La
violencia tiene mil caras pero todas ellas son violencia y todas ellas
miserables. La semana pasada la vi pasar frente a mi con su careta de
dignidad dolorida, conjurando más muerte para combatir a la muerte,
pretendiendo separar un dolor que es uno solo: el dolor corrosivo que
produce la pérdida de un ser amado. La misma violencia que hace un año
deseaba y celebraba la muerte burlándose de millones de dolientes,
aquella violencia del ”viva el cáncer”, del “nadie se los va a
devolver”, vistiendo un falso luto pretendió hacer un show, otra vez,
con el dolor ajeno que la violencia siempre deja.
Duele
toda muerte, duelen todos los huérfanos y todas las viudas, todos los
padres y madres despojados de la posibilidad de besar a sus hijos cada
día.
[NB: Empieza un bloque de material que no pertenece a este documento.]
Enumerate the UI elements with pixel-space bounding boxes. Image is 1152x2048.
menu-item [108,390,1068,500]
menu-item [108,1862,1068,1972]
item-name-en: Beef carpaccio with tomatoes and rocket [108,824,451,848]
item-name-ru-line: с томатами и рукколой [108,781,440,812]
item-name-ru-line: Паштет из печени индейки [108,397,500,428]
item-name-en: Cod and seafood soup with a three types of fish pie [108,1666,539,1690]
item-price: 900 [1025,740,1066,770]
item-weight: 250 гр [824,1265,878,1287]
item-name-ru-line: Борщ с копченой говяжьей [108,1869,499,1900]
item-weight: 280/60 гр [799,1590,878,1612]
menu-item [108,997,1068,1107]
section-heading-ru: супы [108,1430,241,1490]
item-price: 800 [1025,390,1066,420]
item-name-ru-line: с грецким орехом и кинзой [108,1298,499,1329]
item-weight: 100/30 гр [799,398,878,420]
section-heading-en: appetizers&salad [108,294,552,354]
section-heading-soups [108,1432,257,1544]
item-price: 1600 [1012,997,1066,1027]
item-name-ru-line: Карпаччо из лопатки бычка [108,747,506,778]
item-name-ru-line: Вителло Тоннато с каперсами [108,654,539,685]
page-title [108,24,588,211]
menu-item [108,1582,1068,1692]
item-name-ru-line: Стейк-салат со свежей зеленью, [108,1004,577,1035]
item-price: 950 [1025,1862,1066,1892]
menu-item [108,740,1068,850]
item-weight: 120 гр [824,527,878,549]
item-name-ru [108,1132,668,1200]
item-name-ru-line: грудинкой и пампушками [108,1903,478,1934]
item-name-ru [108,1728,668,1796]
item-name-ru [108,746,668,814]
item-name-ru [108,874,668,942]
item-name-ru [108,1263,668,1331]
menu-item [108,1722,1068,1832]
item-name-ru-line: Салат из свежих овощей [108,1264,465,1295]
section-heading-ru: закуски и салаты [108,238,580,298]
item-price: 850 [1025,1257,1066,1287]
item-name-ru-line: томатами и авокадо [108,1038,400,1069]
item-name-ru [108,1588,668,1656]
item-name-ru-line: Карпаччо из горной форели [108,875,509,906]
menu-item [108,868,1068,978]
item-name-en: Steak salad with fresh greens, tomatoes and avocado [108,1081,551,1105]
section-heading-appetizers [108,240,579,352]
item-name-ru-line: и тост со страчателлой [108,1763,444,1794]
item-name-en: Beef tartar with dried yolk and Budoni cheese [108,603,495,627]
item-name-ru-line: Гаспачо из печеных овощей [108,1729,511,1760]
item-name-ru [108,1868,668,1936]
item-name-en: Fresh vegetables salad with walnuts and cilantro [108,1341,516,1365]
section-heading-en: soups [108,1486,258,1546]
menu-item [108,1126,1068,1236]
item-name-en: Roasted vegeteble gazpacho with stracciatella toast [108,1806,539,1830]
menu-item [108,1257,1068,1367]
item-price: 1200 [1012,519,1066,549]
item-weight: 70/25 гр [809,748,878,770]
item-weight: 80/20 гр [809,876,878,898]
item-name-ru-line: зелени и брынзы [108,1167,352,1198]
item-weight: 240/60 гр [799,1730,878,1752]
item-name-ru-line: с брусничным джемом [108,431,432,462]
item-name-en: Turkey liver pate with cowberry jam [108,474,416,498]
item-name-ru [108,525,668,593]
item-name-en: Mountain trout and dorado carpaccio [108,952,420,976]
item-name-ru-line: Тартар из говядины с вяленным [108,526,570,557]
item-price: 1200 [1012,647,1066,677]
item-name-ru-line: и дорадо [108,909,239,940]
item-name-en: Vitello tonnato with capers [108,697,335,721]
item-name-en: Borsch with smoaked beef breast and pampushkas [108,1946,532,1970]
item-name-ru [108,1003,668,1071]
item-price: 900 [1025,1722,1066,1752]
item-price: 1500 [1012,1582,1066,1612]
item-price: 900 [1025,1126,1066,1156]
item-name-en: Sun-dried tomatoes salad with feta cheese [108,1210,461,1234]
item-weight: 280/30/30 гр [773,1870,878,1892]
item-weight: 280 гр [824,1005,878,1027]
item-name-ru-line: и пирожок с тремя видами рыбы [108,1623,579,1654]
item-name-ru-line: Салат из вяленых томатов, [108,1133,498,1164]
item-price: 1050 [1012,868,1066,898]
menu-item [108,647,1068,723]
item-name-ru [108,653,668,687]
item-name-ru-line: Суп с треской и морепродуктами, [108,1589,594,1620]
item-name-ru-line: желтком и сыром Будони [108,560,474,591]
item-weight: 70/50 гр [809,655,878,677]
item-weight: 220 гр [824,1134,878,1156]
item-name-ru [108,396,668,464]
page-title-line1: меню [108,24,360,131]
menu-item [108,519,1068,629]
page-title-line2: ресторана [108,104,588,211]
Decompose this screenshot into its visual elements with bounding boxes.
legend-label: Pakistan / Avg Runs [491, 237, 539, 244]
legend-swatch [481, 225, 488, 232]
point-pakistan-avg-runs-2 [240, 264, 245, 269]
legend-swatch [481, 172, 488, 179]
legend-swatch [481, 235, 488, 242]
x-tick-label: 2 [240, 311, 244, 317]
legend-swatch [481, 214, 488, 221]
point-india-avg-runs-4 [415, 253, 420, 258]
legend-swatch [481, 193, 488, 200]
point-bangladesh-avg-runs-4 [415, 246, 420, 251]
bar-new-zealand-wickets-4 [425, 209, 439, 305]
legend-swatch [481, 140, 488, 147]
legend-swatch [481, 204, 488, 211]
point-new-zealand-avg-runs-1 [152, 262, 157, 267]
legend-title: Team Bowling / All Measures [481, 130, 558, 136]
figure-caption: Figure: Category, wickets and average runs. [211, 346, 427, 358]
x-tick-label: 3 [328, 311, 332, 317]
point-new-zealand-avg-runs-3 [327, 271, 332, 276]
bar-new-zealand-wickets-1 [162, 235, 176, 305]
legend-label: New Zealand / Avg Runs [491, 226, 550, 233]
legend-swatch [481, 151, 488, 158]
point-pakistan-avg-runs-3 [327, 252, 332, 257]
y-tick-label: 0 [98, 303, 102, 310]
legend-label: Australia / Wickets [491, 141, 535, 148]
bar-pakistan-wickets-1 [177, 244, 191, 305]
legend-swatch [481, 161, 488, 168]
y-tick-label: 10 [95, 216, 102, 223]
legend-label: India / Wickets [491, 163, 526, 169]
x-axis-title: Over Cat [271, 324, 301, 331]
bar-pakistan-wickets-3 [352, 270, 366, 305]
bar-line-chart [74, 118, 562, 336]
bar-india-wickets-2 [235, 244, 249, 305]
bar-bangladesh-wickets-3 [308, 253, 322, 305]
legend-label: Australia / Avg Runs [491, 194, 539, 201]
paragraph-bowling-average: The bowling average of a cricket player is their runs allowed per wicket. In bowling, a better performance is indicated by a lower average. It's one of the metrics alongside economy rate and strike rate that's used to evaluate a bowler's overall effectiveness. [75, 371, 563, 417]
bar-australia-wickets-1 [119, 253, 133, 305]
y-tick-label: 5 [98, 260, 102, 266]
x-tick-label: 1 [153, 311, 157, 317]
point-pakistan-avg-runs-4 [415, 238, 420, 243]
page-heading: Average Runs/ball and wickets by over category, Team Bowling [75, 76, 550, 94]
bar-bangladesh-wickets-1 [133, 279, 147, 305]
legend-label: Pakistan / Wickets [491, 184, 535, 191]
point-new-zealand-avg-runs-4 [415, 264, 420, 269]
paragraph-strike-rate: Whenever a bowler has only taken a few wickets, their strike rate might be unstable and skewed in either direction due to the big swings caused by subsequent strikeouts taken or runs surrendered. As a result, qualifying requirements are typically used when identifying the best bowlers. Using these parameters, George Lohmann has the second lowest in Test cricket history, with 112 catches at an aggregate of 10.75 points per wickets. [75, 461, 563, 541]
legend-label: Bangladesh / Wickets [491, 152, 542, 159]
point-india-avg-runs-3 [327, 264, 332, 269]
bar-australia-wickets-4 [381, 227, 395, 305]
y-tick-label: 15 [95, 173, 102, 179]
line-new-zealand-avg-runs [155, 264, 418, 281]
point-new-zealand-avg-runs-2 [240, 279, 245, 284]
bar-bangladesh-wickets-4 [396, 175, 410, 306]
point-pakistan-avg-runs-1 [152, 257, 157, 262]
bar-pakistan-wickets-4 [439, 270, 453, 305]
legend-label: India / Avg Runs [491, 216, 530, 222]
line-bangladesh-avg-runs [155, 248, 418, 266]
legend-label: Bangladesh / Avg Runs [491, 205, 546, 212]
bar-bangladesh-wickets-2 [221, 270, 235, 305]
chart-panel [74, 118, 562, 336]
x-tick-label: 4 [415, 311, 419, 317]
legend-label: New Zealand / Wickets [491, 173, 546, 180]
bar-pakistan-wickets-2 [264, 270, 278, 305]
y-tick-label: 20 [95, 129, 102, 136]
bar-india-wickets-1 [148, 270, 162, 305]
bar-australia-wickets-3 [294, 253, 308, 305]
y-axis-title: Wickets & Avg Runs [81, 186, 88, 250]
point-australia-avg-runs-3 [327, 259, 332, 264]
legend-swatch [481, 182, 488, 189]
Duelen todos o todo es hipocresía.
Cabalgar
sobre la desgracia de otros -siempre de otros- es una de las caras
mugres de la violencia que se maquilla de vocero compungido que repite
su gastado mantra multiusos: “Fuera Chávez -perdón- Maduro”. Violencia
carroñera y salivante, con cara de mosquita muerta, que pretende a
conveniencia torcer el dolor en ira y por supuesto, en más violencia.
En
una sociedad que padece la violencia todos somos arte y parte. No puede
una actriz de telenovela cuyo personaje se dedica a asesinar a otros
personajes en horario estelar, aullar desconsolada acusando a otros de
la violencia que ella también promueve a cambio de fama y fortuna. Clama
contra la violencia una mamá que regaló a su hijo un videojuego para
que el niño juegue a ser un narco que baña en sangre alguna laberíntica
ciudad no tan virtual. O esos testosteronados señores que le tiran el
carro a una señora que no corre como ellos corren cuando lleva a sus
niños al colegio. Violencia son tantas cosas que aceptamos impasibles,
es tanto de lo que hacemos: Es un insulto, es una calumnia, es el
silencio que ignora y sigue de largo, es la discriminación, la
indolencia, la permisividad, es el doble rasero, la explotación, es el
fuerte atropellando al débil, es la injusticia, la inequidad... Es la
suma de una cotidianidad egoísta, inconsciente que nos conduce a la
calle ciega del charco de sangre, a la tragedia irremediable...
Entonces, cuando nos toca de cerca, clamamos: “No más violencia”.